Em "Abolição", a historiadora Emilia Viotti da Costa disseca a formação do racismo no Brasil

FRANCISCO ALAMBERT
ESPECIAL PARA A FOLHA

É muito bonito e raro ver uma historiadora no auge de sua carreira retomar o gosto pela fala direta, didática e sintética, voltada aos leitores em geral. Isso é apenas uma das coisas que singularizam o trabalho de Emilia Viotti da Costa.
Uma das maiores "scholars" atuais, professora titular da Universidade Yale, professora emérita da USP, uma parte de seu trabalho atual é organizar coleções didáticas.
Neste caso, ela reedita um livro cuja primeira edição apareceu em 1982, agora acrescido de um belo capítulo inédito, "Depois do Fato", que trata das conseqüências e dos impasses do processo abolicionista.
Neste livro, a autora sintetiza as idéias que desenvolveu em trabalhos anteriores, como o clássico "Da Senzala à Colônia" [ed. Unesp] ou mesmo posteriores, como "Coroas de Glória, Lágrimas de Sangue" [Cia. das Letras], no qual estudou a rebelião dos escravos em Demerara (uma sofisticadíssima análise, que trabalha de modo surpreendente a relação entre macro e micro-história e que teve entre nós uma recepção muito inferior àquela que merecia).

Luta legalista
Em "A Abolição" [ed.

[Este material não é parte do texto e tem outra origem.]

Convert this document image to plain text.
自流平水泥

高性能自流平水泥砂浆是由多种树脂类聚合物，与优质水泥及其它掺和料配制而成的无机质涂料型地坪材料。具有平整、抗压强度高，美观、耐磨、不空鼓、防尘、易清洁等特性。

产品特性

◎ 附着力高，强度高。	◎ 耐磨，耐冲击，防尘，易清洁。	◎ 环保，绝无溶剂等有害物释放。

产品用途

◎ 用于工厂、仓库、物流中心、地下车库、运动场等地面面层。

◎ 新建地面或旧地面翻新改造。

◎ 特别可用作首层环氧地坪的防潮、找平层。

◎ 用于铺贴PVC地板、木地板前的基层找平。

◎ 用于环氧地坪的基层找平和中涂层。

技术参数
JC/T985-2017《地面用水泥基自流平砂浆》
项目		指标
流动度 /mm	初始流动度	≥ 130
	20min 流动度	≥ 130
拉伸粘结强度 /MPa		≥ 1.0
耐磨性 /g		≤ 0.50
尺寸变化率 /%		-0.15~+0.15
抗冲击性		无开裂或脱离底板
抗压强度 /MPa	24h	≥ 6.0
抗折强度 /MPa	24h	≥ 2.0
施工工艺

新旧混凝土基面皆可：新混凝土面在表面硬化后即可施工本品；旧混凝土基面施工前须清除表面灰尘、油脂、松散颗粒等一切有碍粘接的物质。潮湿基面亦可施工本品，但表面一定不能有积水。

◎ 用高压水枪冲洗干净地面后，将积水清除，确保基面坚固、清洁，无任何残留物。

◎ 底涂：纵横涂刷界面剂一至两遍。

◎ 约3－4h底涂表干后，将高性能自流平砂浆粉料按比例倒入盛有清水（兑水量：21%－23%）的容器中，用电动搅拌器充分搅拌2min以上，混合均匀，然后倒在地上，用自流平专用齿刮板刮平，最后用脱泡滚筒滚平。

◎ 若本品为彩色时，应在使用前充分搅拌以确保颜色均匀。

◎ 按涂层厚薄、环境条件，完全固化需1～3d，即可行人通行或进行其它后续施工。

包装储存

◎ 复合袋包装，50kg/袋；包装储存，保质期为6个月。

Unesp, 142 págs., R$ 27], ela apresenta as questões mais relevantes que envolvem o processo abolicionista e suas contradições.
Há um belo trecho em que nos é explicada a importância da Guerra do Paraguai para a crise que levaria à abolição.
Acompanhamos a luta "legalista" do advogado e poeta negro Luis Gama, que astutamente usava as armas do opressor, a legislação, a favor dos oprimidos (sua biografia e seus poemas são analisados em um capítulo que discute também os motivos do engajamento de abolicionistas como André Rebouças e Joaquim Nabuco).
Vemos as negociações feitas no Parlamento, pelo menos desde 1871, para tramar a lenta "transição" para a abolição da escravidão, em meio às transformações sociais trazidas pelos processos de modernização urbana e agrícola.
A desfaçatez do racismo brasileiro aparece de várias maneiras neste livro, inclusive de lugares e temas surpreendentes, como o episódio da frustrada tentativa de trazer imigrantes chineses, discutida no Congresso Agrícola de 1878.
De um lado, evocavam-se os bons resultados dos chineses na Califórnia ou em Cuba, além do fato de que aceitavam qualquer trabalho, quase sem pagamento. De outro lado, os críticos diziam que eram indolentes, corruptos, viciados em ópio e que iriam "mongolizar" a "raça" brasileira.
No final, o que impediu a imigração chinesa foi a oposição da Inglaterra e de Portugal, que fecharam os portos de Hong Kong e de Macau.

Mulheres e jangadeiros
Aprendemos o essencial sobre as razões da Abolição, mas não apenas do ponto de vista "político" mais restrito.
Vemos a luta das mulheres urbanas e suas associações, a luta dos jangadeiros do Nordeste, de ferroviários, de poetas. A autora é especialmente sensível aos "heróis anônimos", tema de um capítulo que trata das sociedades secretas que instigavam rebeliões e fugas das senzalas. Tudo isso se soma, e possibilita, o "golpe final", nas palavras da historiadora, trazido pelas "rebeliões das senzalas".
Ela sabe e nos mostra que a abolição não foi uma "dádiva" das classes dominantes, mas o resultado da ação inconformista dos escravos associada a uma ampla crise social.
O último capítulo mostra a terrível condição na qual os ex-escravos foram lançados: a pobreza, a exclusão, a mendicância, a exploração dos fazendeiros (agora patrões).
A abolição da desigualdade social, diz Viotti, ainda não terminou. A historiadora conclui seu livro com as palavras de um antigo líder operário lembrando que a escravidão do negro acabou, "mas a do trabalhador, e do pobre, ainda continua".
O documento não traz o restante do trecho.